- Sothic Capital, TT International, Carmignac also profit
- Abengoa fell 69% Wednesday after seeking creditor protection
Och-Ziff Capital Management and Man Group Plc’s GLG unit were among at least five hedge funds to profit as Abengoa SA, a Spanish renewable-energy company, fell as much as 69 percent Wednesday.
Abengoa’s B shares plunged after the Seville-based company said it would seek preliminary protection from creditors following the breakdown of talks with a new investor. A spokeswoman for Abengoa declined to comment.
Five money managers, including New York-based Och-Ziff and London-based GLG, have had their short positions on Abengoa disclosed by Spanish regulators. The others are Sothic Capital Management, TT International and Carmignac Gestion SA, all based in Europe.

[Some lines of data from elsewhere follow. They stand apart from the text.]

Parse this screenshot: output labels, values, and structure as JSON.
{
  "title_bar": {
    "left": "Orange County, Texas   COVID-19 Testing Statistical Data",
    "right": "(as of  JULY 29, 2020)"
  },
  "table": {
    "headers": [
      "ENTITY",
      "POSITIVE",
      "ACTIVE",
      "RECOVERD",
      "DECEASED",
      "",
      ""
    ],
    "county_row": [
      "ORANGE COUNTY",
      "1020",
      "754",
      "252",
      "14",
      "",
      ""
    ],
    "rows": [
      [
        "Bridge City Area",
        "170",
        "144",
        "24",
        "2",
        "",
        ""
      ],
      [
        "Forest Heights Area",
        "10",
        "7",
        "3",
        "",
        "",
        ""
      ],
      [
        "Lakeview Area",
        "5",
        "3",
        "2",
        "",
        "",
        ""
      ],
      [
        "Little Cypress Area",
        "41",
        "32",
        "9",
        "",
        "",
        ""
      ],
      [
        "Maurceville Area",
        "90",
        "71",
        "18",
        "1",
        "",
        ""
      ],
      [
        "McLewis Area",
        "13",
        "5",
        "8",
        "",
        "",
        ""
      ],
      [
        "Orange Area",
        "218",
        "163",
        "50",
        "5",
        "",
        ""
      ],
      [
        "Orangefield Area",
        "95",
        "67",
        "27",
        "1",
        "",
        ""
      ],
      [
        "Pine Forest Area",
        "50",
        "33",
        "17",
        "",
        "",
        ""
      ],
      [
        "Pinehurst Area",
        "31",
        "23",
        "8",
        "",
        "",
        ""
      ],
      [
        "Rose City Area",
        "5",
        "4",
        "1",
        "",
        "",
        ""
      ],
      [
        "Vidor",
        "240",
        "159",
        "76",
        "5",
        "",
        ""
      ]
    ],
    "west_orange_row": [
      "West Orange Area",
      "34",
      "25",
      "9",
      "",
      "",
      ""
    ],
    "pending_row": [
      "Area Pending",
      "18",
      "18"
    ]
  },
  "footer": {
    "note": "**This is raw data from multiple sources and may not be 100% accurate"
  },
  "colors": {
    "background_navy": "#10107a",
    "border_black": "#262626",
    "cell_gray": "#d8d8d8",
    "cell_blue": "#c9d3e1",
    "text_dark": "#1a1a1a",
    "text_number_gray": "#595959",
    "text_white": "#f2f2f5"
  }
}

Spokesmen for Man Group, Sothic and Carmignac Gestion declined to comment. A spokesman for Och-Ziff couldn’t immediately comment, while an e-mail and voicemail sent to TT International partner Eric Mackay weren’t returned.
Hedge funds short companies by borrowing stock and selling it on the market with the aim of buying shares back at a lower price and pocketing the difference.
Short interest in Abengoa has increased to 9.3 percent of shares outstanding, near the highest level of the year, according to data compiled by Markit. It’s the most shorted stock on the benchmark IBEX 35 Index after Distribuidora Internacional de Alimentacion SA and Indra Sistemas SA.